As I began my tenure as principal at Guilford Central School in 1990, the town was going through what seemed like a major catharsis. There existed a clear tension between residents that reflected the changes the town was experiencing. In an attempt to better understand the dynamics of the town I now worked in, I spent one afternoon talking with the long time minister of the local church. She shared with me how elders in town had broken into tears over the loss of a sense of community in their town. These citizens, who grew up recognizing everyone in church on Sunday, were deeply saddened as more and more of the faces at Sunday services were unfamiliar to them.
They bemoaned the loss of the tightly knit community where everyone knew everyone else, watched after each other’s kids and never worried about locking their doors. Their town was slipping out of their control, and it did not feel good. Like it or not, the school was part of this change process. The challenge for the school was to respond to these changes in a manner that worked for students, parents, community members and teachers, and if possible help bring people together, not drive them further apart.
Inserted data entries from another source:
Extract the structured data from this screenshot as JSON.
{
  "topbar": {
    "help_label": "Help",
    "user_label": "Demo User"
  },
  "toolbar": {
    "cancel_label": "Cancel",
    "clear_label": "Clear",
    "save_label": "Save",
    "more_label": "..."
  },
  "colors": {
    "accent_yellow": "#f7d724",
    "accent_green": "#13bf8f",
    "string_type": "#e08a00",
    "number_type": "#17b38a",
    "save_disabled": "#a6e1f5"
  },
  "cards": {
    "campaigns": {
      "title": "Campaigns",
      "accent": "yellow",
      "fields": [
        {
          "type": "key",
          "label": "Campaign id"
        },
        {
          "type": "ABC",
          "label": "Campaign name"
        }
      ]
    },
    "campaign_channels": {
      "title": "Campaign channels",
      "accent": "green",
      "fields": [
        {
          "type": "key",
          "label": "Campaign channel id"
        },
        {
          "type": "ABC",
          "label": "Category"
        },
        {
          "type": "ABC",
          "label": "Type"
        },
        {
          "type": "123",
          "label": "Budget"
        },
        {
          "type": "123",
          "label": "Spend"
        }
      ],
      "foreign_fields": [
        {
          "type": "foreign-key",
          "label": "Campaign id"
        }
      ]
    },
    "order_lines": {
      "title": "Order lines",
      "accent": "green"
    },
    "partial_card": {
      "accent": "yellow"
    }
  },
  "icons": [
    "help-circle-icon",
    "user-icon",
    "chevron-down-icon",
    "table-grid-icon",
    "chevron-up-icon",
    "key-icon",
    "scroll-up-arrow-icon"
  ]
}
Although our efforts with our Service-Learning Project at Guilford School were not initially developed as a way to address all of these issues, we did feel that our activities responded directly to the clear need to improve connections between the generations.
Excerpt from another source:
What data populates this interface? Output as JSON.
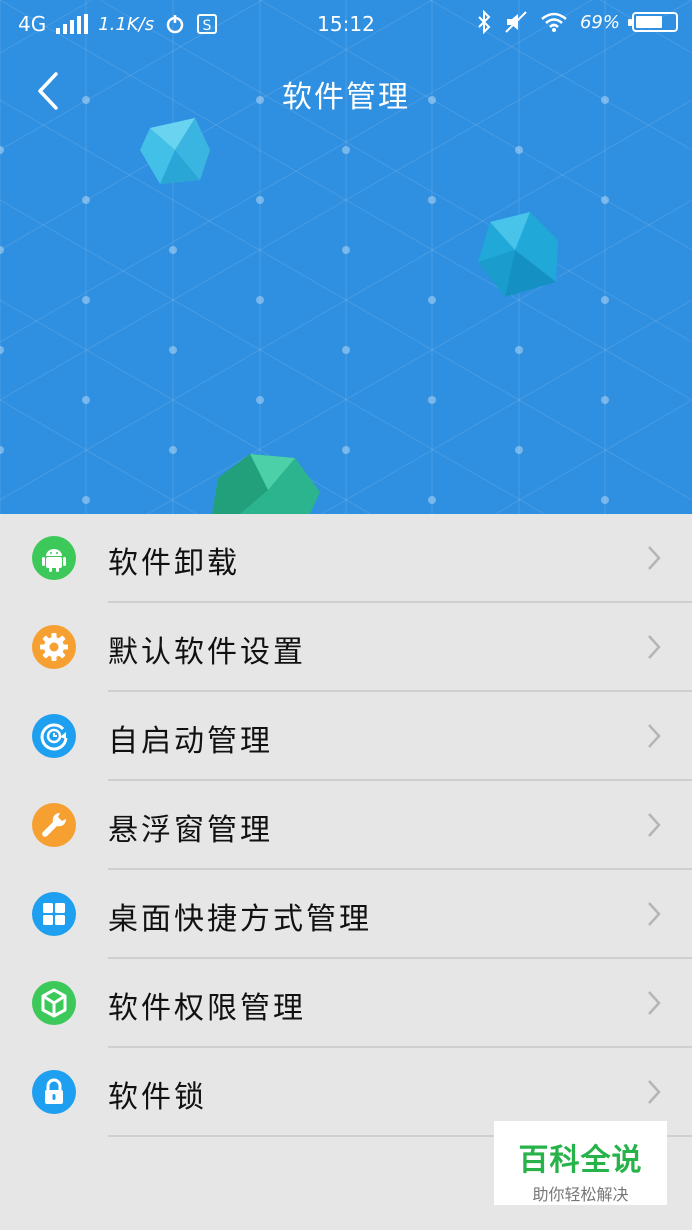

In this sense the service-learning program at Guilford School developed organically, growing in size and focus as it began to strengthen links between the school, its students and the community. These links had been greatly weakened during times of change. Our service-learning activities and realted programs helped the community find a way to understand itself and celebrate its rich heritage, held so dear by our community’s elders.
Primary goals of the program were to help students better understand the rich culture and heritage of their town, to connect students to the real life operations of the town, and to have these connections be integrated into the academic program of the school. The pursuit of these goals resulted in numerous activities that helped bind the school to its community and visa versa. Middle School students were now seen as a resource and welcomed visitors in the primary wing of the school as they work as tutors and assistants to younger children. Students were actively learning about life in Guilford in years past through their interviews with town elders. These interviews were the beginnings of an archive of that will help to enhance the permanent history of the town.
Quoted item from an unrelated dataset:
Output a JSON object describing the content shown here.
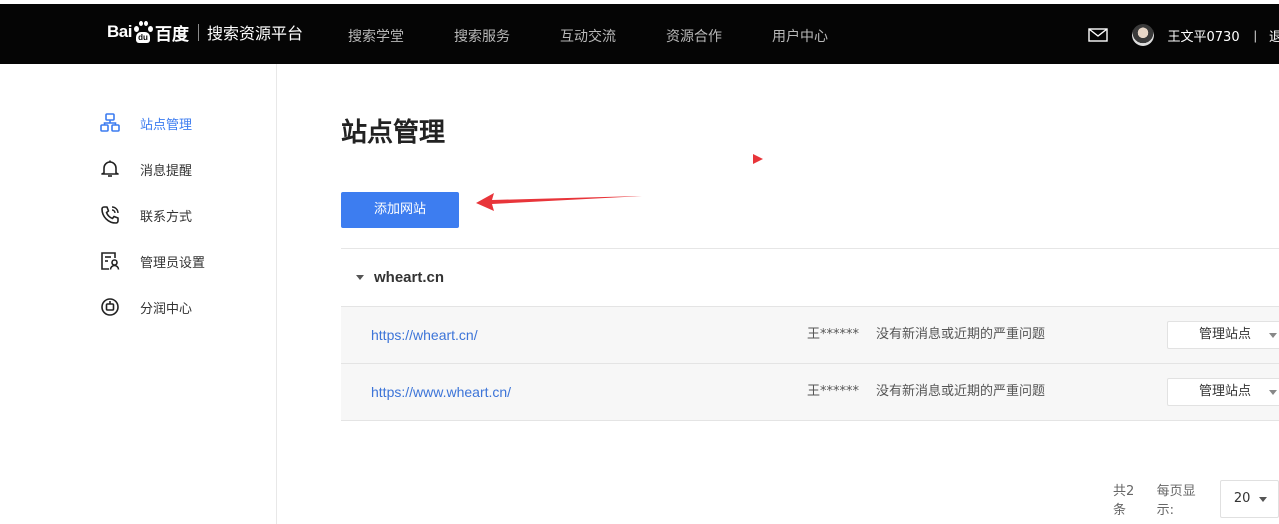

The agricultural heritage of our town was brought home to students through a study of soil in which students visited a local farm to take and measure soil samples. Community members are actively involved in the school in a number of new and exciting ways. Parents, and community members served on the Partnership Advisory Board which oversaw and supported the service-learning program. They worked hand in hand with teachers to develop activities that incorporate service learning with academic studies through the development of gardens at the school, a nature trail open to all community members, and a study of weather that has generated significant contributions of equipment to the school from interested community members.
From my perspective, this program, and our attention to our community, had a number of tangible and important results. First of all, students became seen as resources in the town as more ways are developed for them to address real community needs. Conversely, students were able to see themselves as valuable members of the community with something to contribute. Secondly, the community and the school became more closely connected than they had been in years. We are approaching what John Goodlad calls the “educative community”, in which all parts of the community work in a common concern for educating all its youth. Lastly, the school’s efforts to celebrate the heritage of the town have in a small way helped its residents celebrate its past while saying goodbye to parts of it at the same time.
About the Author Michael Friel is the former Principal of Guilford Central School (GCS) in Vermont. He was principal at GCS throughout the formative years of Guilford School’s development of an award winning and nationally recognized service-learning program. His intuitively inclusive and democratic leadership style made it uniquely possible for his faculty to innovate and take risks, drawing on their own passions, talents and creativity. This was likewise true for their students. Michael was both an enthusiastic participant and protector for the service-learning program at GCS as he and his faculty navigated the ongoing waves of “educational reform.” Among the finest achievements during his tenure at Guilford was a community newspaper published by 7/8 students for more than 21 years. School principals like Michael Friel who are possessed of a sense of #RealLeadership remain few and far between.